This
lemma presents an
attractive packaging to the
weak saturation condition which appears in
NSA: Introduction and Construction, in the setting of an
enlargement of
ZF set theory.
So let M be a model of ZF set theory, and let *M be its enlargement (the extension described in NSA: Introduction and Construction). L, the language of M, has a constant name, say s, for every set of M. *M also assigns an interpretation to L, so in particular it assigns some object to s.
Lemma.
Let s be a name of a set in M. Then s *contains
non-standard *elements in *M
iff s is
infinite in M.
For any element a of s in M, we may form the sentence "a is an element of s" in L, and by the
transfer principle a is an element of s in *M, too; applying the same principle to a's which are
not elements of s in M, we see that the
only standard *elements of s in *M are those which are elements of s in M.
What about non-standard elements?
- Suppose s is finite in M. Enumerate (the names of) its members as a1,...,ak. Now consider this sentence S of L: "for all x in s, x=a1 or ... or x=ak" (note that this sentence can be very long, when k is very large; but we can always write it down once and for all, enumerating each element aj of s; this is where we use the finiteness of s).
The sentence S is true in M, therefore it's true in *M. Thus we conclude that these k elements are the only elements of s in *M, too -- s *contains no non-standard elements.
- Now suppose s in infinite. For every a in s, create the formula fa(x) "x is an element of s, and x != a". Let F be the set of all such fa. Since s is infinite, F is finitely satisfiable (for instance, to satisfy {fa1,fa2,fa3}, pick x to be an element of s (in M) other than a1,a2,a3; this is possible since s is infinite, and therefore contains more than 3 elements).

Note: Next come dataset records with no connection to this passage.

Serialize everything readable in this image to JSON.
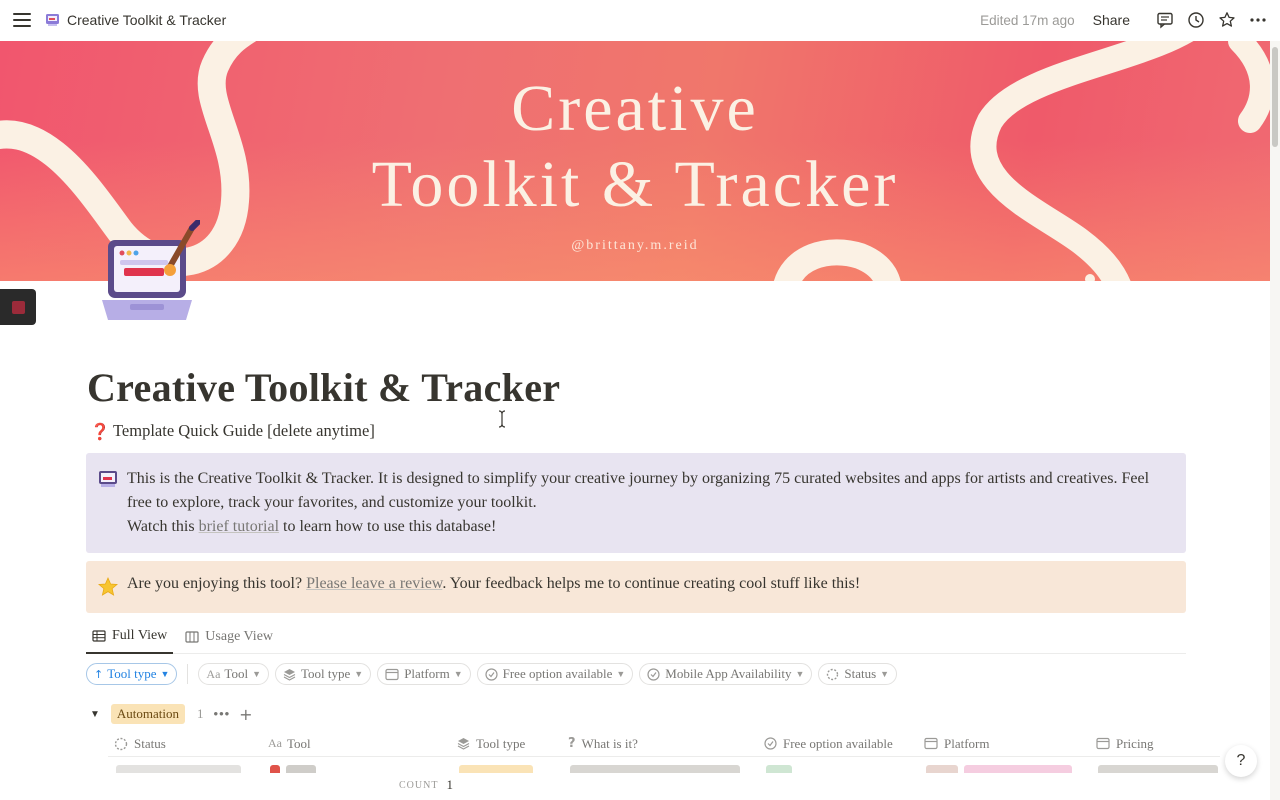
{
  "topbar": {
    "title": "Creative Toolkit & Tracker",
    "edited": "Edited 17m ago",
    "share": "Share"
  },
  "cover": {
    "line1": "Creative",
    "line2": "Toolkit & Tracker",
    "handle": "@brittany.m.reid"
  },
  "page": {
    "title": "Creative Toolkit & Tracker",
    "guide_link": "Template Quick Guide [delete anytime]"
  },
  "callout_info": {
    "line1": "This is the Creative Toolkit & Tracker. It is designed to simplify your creative journey by organizing 75 curated websites and apps for artists and creatives. Feel free to explore, track your favorites, and customize your toolkit.",
    "line2_before": "Watch this ",
    "line2_link": "brief tutorial",
    "line2_after": " to learn how to use this database!"
  },
  "callout_review": {
    "before": "Are you enjoying this tool? ",
    "link": "Please leave a review",
    "after": ". Your feedback helps me to continue creating cool stuff like this!"
  },
  "views": {
    "tabs": [
      "Full View",
      "Usage View"
    ],
    "active": "Full View"
  },
  "filters": {
    "sort": "Tool type",
    "chips": [
      "Tool",
      "Tool type",
      "Platform",
      "Free option available",
      "Mobile App Availability",
      "Status"
    ]
  },
  "group": {
    "name": "Automation",
    "count": "1"
  },
  "table": {
    "columns": [
      "Status",
      "Tool",
      "Tool type",
      "What is it?",
      "Free option available",
      "Platform",
      "Pricing"
    ]
  },
  "footer": {
    "count_label": "COUNT",
    "count_value": "1"
  },
  "help": "?",
  "colors": {
    "accent_blue": "#2383e2",
    "callout_purple": "#e8e4f1",
    "callout_peach": "#f8e7d8",
    "tag_yellow": "#fae3b6",
    "cover_coral": "#f1566e"
  },
  "icons": [
    "menu-icon",
    "page-icon",
    "comment-icon",
    "history-icon",
    "star-icon",
    "more-icon",
    "laptop-emoji-icon",
    "question-mark-icon",
    "computer-emoji-icon",
    "star-emoji-icon",
    "table-icon",
    "board-icon"
  ]
}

By the weak saturation condition, F is satisfiable in *M. That is, there exists some object *p of *M, such that for every element a in s (in M!) *p != a, and yet *p is a *element of s (in *M). In other words, *p is non-standard (hence has no name in L; if it had a name in L, it would have been in s in M too, and therefore been included in F), and a *element of s in *M. Thus s *contains non-standard *elements.